Si aucun engagement formel n’est venu conclure la visite des dignitaires chinois, Alain Létourneau a senti chez ses interlocuteurs une écoute quant aux problématiques que vivent les exportateurs canadiens.

Prograin compte d’ailleurs parmi les plus importants exportateurs de soya et de semences de soya au Canada.

« On leur a demandé s’il serait possible de revoir les tarifs douaniers qui sont de 13 % pour le soya canadien dans un possible accord de libre-échange avec le Canada ou même sans accord. Leur population augmente et ils sont de plus en plus intéressés à acheter du soya de l’étranger et le Canada pourrait être un bon partenaire. On a senti de l’ouverture, beaucoup. »

Exporter

La Chine cultive le soya depuis des temps immémoriaux, mais avec l’explosion démographique qu’elle connaît, les terres arables disponibles ne suffisent plus à nourrir sa population. Selon l’Organisation des Nations Unies, la Chine est à la fois le 4e plus important producteur et le 1er importateur du soya dans le monde.

Prograin a amorcé sa conquête de l’Est asiatique il y a déjà quelques années en faisant des affaires en Corée du Sud et en ouvrant un bureau de vente au Japon, qui est devenu l’un de ses plus importants marchés. La Chine demeure jusqu’à présent un marché peu important en terme de volume, explique Alain Létourneau.

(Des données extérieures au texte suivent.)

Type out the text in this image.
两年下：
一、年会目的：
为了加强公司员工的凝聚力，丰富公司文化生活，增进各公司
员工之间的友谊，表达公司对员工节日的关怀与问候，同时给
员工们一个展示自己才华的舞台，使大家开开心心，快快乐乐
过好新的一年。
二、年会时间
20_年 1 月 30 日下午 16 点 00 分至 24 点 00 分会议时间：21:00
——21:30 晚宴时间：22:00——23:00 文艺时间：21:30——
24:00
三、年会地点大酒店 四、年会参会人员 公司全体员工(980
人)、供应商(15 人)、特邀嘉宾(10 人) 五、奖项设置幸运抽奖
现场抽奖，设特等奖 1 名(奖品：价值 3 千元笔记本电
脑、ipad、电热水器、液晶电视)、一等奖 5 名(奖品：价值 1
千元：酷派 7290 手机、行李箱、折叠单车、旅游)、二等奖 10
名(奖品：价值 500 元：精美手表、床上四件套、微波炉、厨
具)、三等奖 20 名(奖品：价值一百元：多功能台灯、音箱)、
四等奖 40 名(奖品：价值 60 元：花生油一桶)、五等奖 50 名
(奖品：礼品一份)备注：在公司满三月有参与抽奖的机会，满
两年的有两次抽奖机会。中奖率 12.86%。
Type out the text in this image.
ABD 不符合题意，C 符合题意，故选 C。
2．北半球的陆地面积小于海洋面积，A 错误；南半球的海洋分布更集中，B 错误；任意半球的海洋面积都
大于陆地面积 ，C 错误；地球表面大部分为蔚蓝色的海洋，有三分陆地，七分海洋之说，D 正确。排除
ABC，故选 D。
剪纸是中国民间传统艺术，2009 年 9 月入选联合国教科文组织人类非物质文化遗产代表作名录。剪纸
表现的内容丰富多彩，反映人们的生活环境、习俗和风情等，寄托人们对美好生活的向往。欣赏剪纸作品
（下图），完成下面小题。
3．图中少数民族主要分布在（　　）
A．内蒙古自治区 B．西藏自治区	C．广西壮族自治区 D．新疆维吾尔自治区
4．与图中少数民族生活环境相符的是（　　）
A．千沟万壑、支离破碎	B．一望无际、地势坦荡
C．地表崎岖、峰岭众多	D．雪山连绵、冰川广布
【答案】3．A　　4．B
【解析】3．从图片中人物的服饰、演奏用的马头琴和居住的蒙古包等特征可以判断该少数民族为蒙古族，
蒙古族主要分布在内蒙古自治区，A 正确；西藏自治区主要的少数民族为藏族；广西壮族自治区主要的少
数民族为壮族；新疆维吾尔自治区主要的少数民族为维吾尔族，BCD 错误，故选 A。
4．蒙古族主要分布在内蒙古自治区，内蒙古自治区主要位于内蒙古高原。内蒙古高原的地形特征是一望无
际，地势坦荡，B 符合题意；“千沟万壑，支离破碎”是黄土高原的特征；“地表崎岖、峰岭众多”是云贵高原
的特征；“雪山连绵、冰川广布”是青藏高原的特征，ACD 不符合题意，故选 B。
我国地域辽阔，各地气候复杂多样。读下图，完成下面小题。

Une situation qui pourrait toutefois rapidement évoluer après la visite du ministre Han Changfu. « En Chine, il faut que nos partenaires locaux obtiennent un permis d’importation délivré par le gouvernement pour que nos produits entrent au pays. C’est sûr que ça va mieux quand on connaît les bonnes personnes et que le gouvernement chinois reconnaît l’entreprise », indique M. Létourneau.

Question d’augmenter significativement les affaires de Prograin dans l’empire du Milieu, l’entreprise ouvrira dans les prochains mois un bureau de vente à Harbin, dans la province de Heilongjiang, dans le nord-est du pays.

« Avec l’accroissement de la population chinoise, de la consommation de viande et l’amélioration du niveau de vie, on est convaincu que la demande est là. Après, ça sera les politiques qui vont influencer qui seront les fournisseurs », explique Alain Létourneau.

Celui-ci espère ainsi doubler, voire tripler la valeur de ses exportations en Chine au courant de la prochaine année.

Par ailleurs, Prograin pourrait également collaborer avec des centres chinois pour ses recherches sur le soya.

Politique

Des élus fédéraux canadiens avaient déjà rendu visite à l’entreprise Prograin au courant de l’été dans le cadre de la préparation d’un plan de soutien aux exportateurs, mentionne Alain Létourneau. C’est également le ministère canadien de l’Agriculture qui a joué les chaperons avec le gouvernement chinois.

Le ministère des Affaires étrangères du Canada ignorait si une rencontre était prévue entre le premier ministre Justin Trudeau et Han Changfu.

Par ailleurs, le ministre chinois a refusé la présence de médias lors de ses visites. Le consulat de la République populaire de Chine à Montréal a expliqué que M. Han Changfu ne pouvait accorder d’entrevues puisqu’il n’était de passage que pour un « très court séjour ».